1. Making up with John
2. Taking a hot shower to de-stress
3. Eating Mac and Cheese
4. Sleeping?

I just wish I was in school again, or at least had the same hours. 8-3:30. Now that would be nice. Get home at 3:30 and watch TV or lay on the floor listening to music. I don't even get to do that anymore. Our stereo isn't even hooked up because there isn't room for it unless we get an entertainment center or something.

What's worse is, yesterday when I first go to work, a very strange woman in the lab started blaming me for all these things and yelling and treating me like an uncompetant fool, "See this here?
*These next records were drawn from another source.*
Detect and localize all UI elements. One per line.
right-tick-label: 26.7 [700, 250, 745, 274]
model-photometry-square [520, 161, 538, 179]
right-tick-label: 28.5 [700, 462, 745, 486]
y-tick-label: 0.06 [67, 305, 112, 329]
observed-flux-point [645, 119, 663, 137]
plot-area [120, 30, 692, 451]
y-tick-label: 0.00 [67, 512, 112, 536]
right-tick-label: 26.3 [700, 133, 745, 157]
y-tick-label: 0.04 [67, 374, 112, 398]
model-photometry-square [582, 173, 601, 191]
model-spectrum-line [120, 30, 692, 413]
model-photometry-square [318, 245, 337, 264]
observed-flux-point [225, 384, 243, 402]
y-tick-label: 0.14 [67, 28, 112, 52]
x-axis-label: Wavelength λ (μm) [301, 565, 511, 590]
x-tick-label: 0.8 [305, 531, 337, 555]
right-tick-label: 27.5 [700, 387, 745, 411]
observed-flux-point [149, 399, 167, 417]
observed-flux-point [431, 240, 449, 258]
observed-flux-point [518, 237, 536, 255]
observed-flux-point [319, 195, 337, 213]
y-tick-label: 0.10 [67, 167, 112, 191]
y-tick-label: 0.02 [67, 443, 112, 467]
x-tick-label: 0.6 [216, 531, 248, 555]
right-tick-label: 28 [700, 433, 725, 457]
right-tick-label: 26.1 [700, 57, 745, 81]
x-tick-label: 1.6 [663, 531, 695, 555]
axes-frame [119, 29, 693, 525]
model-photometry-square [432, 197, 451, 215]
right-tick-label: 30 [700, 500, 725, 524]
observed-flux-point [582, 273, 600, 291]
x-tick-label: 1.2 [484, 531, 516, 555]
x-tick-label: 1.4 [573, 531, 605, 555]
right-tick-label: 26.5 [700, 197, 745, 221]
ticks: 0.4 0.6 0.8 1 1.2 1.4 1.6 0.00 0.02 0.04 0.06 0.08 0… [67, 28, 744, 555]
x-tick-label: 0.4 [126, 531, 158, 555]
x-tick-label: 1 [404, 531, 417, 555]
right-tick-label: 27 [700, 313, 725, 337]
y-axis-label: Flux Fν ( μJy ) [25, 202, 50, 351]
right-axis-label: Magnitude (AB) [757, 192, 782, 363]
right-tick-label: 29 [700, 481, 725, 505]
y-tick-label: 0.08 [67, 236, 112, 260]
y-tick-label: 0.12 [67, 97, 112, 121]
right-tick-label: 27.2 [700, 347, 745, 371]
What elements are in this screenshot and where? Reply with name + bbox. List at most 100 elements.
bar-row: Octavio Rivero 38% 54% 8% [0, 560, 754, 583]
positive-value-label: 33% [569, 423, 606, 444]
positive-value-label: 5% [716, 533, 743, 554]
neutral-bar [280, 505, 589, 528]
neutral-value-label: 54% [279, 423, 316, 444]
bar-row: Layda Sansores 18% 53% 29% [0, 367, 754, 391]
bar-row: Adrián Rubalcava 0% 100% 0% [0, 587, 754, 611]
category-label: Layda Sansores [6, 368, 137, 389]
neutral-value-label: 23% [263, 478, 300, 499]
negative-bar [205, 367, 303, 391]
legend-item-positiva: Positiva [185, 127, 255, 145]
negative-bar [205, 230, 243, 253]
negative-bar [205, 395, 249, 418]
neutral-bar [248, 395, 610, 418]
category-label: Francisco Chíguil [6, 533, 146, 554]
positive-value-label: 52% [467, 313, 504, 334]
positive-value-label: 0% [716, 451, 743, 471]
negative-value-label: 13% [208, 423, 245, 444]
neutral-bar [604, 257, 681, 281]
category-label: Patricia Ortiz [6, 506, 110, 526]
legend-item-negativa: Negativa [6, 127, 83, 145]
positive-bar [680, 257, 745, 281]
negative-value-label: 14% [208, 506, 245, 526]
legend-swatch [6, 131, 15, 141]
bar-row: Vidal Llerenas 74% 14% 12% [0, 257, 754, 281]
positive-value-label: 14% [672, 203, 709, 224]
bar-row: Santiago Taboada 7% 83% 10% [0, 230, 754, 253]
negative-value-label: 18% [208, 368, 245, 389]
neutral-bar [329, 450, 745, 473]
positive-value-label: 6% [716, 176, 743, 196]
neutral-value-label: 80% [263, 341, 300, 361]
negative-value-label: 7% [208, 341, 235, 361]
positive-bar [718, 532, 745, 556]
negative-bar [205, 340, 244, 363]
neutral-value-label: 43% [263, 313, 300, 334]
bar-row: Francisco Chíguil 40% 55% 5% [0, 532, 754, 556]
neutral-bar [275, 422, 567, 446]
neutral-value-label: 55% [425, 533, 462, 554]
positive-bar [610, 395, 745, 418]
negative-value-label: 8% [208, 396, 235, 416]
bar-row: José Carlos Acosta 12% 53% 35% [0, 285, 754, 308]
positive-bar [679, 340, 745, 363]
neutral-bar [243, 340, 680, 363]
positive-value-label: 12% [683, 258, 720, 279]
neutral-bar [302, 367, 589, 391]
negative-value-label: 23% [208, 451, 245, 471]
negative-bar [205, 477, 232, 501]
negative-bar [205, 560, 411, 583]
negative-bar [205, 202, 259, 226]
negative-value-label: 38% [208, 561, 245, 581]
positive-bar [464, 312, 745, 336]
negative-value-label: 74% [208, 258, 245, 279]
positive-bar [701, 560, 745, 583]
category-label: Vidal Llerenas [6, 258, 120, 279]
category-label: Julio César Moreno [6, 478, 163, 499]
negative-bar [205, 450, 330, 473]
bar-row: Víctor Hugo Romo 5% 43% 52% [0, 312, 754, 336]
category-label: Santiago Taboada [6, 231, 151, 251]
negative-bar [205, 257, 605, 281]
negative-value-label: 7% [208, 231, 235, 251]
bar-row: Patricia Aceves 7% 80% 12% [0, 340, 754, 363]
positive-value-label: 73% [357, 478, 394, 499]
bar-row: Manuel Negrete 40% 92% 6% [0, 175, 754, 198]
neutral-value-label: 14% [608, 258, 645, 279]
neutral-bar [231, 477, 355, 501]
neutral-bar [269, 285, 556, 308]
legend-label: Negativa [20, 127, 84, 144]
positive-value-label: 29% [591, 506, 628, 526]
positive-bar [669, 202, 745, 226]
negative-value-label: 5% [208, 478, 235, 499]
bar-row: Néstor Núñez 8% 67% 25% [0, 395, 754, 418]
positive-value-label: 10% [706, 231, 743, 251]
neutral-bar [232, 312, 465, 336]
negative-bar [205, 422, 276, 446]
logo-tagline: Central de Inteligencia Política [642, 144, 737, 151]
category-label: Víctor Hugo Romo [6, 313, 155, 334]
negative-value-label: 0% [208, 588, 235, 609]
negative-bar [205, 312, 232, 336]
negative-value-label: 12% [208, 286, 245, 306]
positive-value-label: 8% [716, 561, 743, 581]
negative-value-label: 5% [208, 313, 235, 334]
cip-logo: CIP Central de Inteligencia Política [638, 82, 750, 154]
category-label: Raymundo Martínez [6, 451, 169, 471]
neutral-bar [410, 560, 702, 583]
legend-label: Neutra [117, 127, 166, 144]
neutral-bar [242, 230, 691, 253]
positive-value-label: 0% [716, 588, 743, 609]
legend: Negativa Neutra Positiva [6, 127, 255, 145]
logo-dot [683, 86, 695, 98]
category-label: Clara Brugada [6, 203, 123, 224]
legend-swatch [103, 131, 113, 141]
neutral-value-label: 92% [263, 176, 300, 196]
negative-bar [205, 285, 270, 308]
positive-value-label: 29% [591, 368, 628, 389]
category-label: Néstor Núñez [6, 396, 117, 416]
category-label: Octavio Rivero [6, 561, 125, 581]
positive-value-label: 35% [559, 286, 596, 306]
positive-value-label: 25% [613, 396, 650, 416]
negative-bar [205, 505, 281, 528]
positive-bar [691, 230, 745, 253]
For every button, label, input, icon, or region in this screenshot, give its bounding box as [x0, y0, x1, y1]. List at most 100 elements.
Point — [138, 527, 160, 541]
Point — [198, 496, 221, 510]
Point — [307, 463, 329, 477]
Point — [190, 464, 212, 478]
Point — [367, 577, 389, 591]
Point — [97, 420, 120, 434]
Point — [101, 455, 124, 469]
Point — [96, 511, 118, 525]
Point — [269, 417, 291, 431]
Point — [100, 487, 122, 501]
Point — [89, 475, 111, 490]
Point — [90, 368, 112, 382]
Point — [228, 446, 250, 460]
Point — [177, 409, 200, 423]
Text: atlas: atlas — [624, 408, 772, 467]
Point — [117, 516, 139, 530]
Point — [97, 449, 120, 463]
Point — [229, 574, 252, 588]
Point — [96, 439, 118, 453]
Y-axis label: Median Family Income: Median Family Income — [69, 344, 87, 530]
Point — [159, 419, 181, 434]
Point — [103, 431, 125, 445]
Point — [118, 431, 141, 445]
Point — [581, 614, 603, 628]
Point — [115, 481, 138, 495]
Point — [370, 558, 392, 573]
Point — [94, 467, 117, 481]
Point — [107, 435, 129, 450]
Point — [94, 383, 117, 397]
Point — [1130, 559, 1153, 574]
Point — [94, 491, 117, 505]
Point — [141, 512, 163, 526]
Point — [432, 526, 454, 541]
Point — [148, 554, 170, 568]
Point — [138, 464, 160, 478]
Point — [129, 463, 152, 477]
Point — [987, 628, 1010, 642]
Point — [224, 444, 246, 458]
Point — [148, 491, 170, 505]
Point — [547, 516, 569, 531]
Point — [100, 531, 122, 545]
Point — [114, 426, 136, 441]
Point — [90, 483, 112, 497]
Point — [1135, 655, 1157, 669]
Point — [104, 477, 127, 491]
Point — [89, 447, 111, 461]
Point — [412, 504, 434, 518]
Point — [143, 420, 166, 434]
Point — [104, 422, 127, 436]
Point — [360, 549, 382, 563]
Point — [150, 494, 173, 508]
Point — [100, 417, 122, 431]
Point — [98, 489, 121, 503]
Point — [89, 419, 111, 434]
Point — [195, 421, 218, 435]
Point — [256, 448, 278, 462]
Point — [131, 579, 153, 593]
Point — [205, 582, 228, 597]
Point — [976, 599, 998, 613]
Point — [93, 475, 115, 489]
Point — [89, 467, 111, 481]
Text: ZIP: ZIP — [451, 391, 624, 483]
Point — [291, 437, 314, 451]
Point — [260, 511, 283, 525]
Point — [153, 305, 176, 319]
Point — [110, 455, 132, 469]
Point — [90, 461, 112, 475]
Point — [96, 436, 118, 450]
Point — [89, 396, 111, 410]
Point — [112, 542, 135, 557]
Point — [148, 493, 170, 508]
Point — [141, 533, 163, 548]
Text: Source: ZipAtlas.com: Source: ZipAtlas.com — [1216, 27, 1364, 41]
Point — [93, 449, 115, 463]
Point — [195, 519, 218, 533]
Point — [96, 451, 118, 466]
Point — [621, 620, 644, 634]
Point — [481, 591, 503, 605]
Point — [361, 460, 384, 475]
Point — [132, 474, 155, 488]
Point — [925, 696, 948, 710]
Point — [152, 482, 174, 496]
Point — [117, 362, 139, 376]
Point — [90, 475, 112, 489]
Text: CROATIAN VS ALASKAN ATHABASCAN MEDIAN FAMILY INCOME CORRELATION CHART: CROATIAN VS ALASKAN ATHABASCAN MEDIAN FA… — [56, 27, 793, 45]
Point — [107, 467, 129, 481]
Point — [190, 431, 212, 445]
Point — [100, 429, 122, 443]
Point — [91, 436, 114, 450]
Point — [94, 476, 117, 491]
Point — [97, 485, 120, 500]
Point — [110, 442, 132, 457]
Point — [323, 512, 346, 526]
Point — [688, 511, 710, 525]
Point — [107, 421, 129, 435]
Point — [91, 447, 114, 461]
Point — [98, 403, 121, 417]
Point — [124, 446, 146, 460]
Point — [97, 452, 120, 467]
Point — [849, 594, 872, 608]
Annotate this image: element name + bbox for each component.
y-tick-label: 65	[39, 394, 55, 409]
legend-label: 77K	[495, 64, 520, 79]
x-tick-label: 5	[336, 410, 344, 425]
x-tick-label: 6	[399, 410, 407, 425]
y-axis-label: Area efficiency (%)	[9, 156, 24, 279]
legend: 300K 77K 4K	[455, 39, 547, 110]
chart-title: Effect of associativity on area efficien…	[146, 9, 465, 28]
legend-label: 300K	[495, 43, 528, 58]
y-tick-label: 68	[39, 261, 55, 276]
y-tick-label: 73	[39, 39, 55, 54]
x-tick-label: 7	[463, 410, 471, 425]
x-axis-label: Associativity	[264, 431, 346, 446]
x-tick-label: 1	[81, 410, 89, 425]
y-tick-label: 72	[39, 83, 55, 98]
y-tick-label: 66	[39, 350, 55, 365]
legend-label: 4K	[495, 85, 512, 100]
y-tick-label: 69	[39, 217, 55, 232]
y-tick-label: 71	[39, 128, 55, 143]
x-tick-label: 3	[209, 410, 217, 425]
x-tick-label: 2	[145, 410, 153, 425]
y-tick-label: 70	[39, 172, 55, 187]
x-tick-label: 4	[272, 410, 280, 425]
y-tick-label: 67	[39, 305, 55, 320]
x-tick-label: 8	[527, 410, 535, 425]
This is a no-no" (I supposedly put sterile plastic pipets in a beaker that was only supposed to be used for certain tests). Sorry, I did put them there, but as refills. Someone else had initially set it there. GOD. And today I'll probably have to work with her since that other person will be back. OOOh my...I just want to stay home or something. Just for today.

I am going to treat myself this morning. Last week, I got this cinnamon smell wafted over from somewhere in the lab, and I immediatly wanted cinnamon rolls. Warm cinnamon rolls with sweet, melted icing. So...I know they aren't the same as home made, but I had John pick up some Dough Boy rolls (the kind in the can). JUST FOR all this CRAP at work, I'm baking them this morning!

Please oh please let today be a better day.